MATILDA is the story of a little girl genius. By age 4, the title character has read all the books in the children's section of her local library, and moved on to Dickens, Austen, and Hemingway. She can also do advanced math in her head and has a sophisticated understanding of the world. Unfortunately her crooked car-dealer father and bingo-holic mother, TV addicts both, don't appreciate her at all. In fact, they "looked upon Matilda ... as nothing more than a scab." Matilda spends most of her time reading and the rest thinking up clever ways to punish them for their atrocious behavior, such as putting superglue into her father's hat brim, and swapping his hair tonic for peroxide. Things change when Matilda starts school. Crunchem Hall Primary School is run by the horrific Miss Trunchbull, "a gigantic holy terror, a fierce tyrannical monster who frightened the life out of pupils and teachers alike." At the same time, Matilda is taken under the wing of her perfectly sweet teacher, Miss Honey, who needs the little girl as much as the student needs her. Getting back at the Trunchbull will be much more difficult, and dangerous, than punishing her parents, so Matilda's magnificent mind starts developing even more unbelievable talents!
Is it any good?
This classic book has been delighting kids and their parents since 1988, appealing both to readers' imaginations and to their sense of justice.
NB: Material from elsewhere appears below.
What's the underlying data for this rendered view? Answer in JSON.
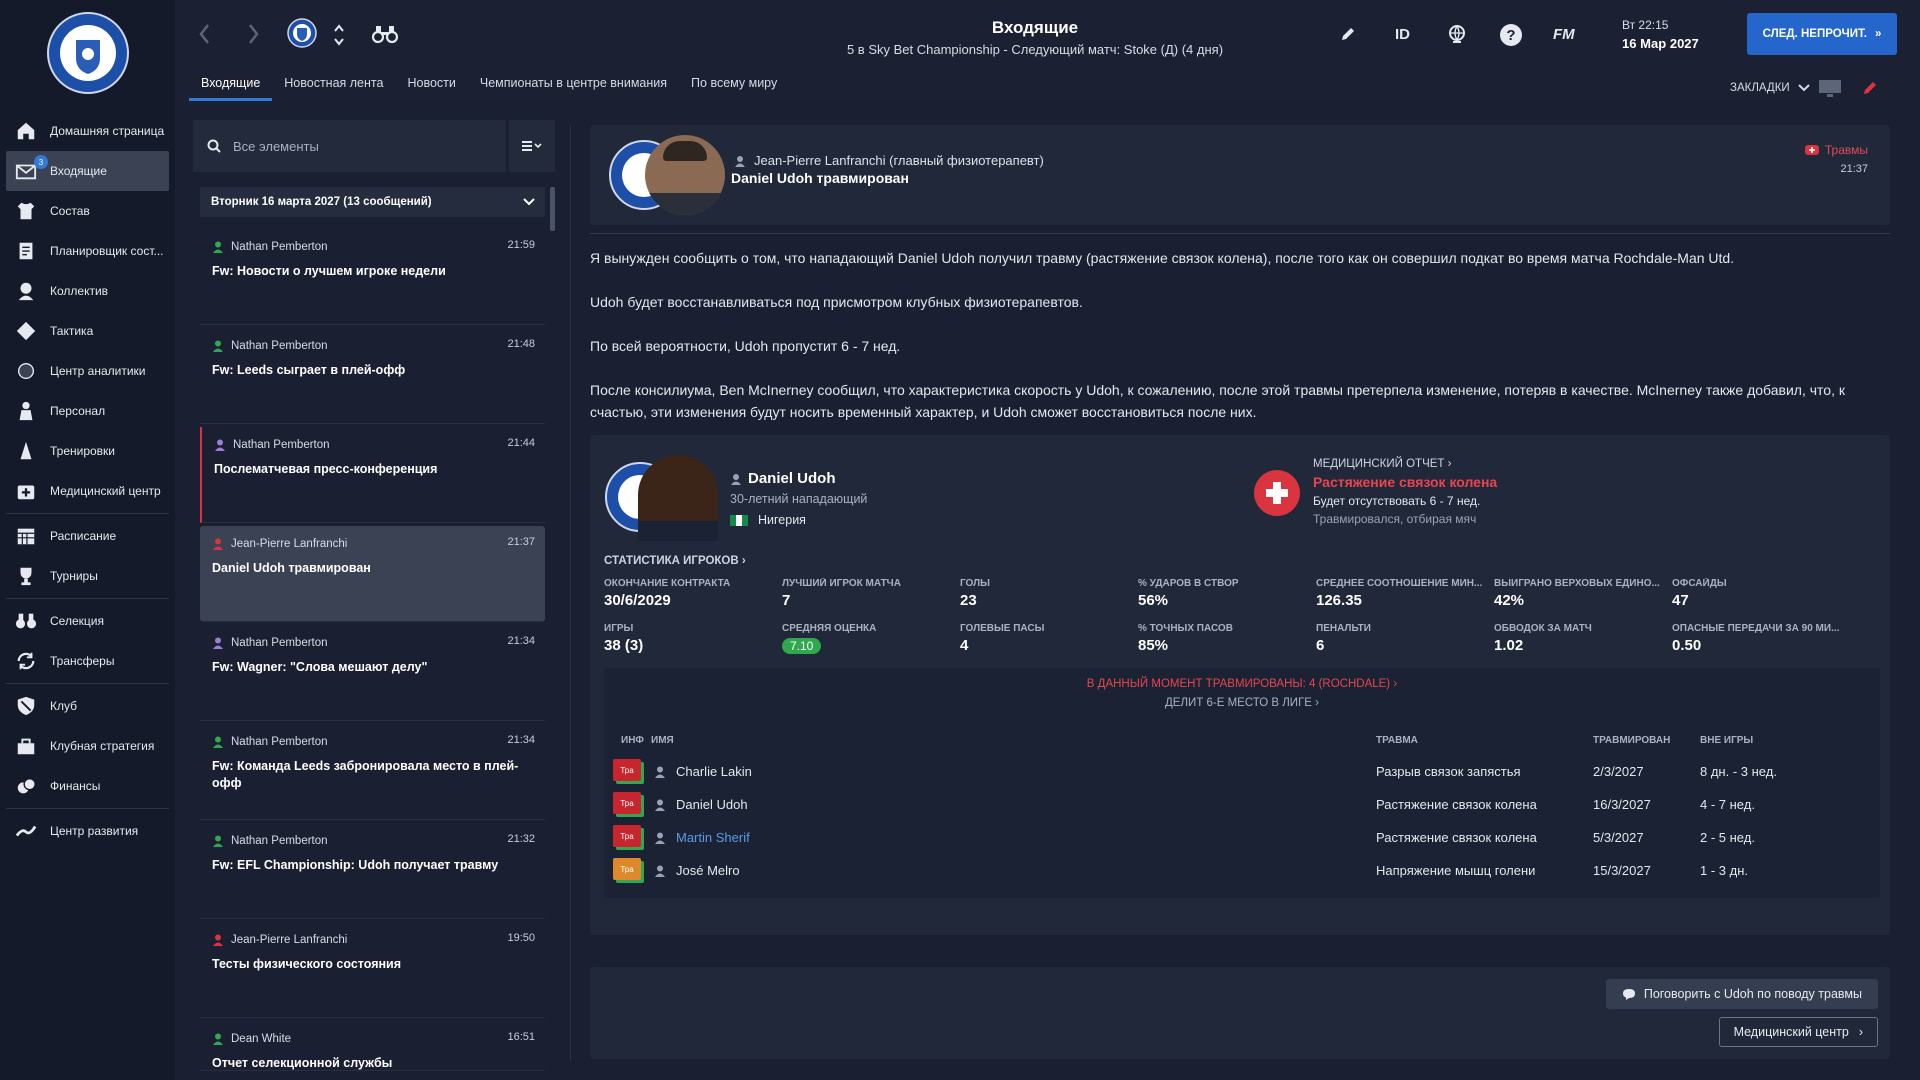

The good in Matilda are all good, and the wicked get their comeuppance at the hands of giddy, delighted children. Precocious readers, like Matilda, will recognize in this novel's villainous characters some of the same qualities that define the bad children in what is probably author Roald Dahl's most famous work, Charlie and the Chocolate Factory. Mean characters exhibit gluttony and greed, watch too much television, and cheat to get what they want. Good characters are lovable, smart, and triumphant. Matilda is a wonderful romp -- a great read-aloud for young children, and a mild challenge for middle graders to read themselves. Either way, it's tons of fun and immensely satisfying.
Talk to your kids about ...
Families can talk about the idea of revenge in Matilda. Is it right for Matilda to play tricks on her parents and Miss Trunchbull?
Do you think any real person can do magical tricks like Matilda does?
If you had Matilda's powers to move things with your mind, how would you use them?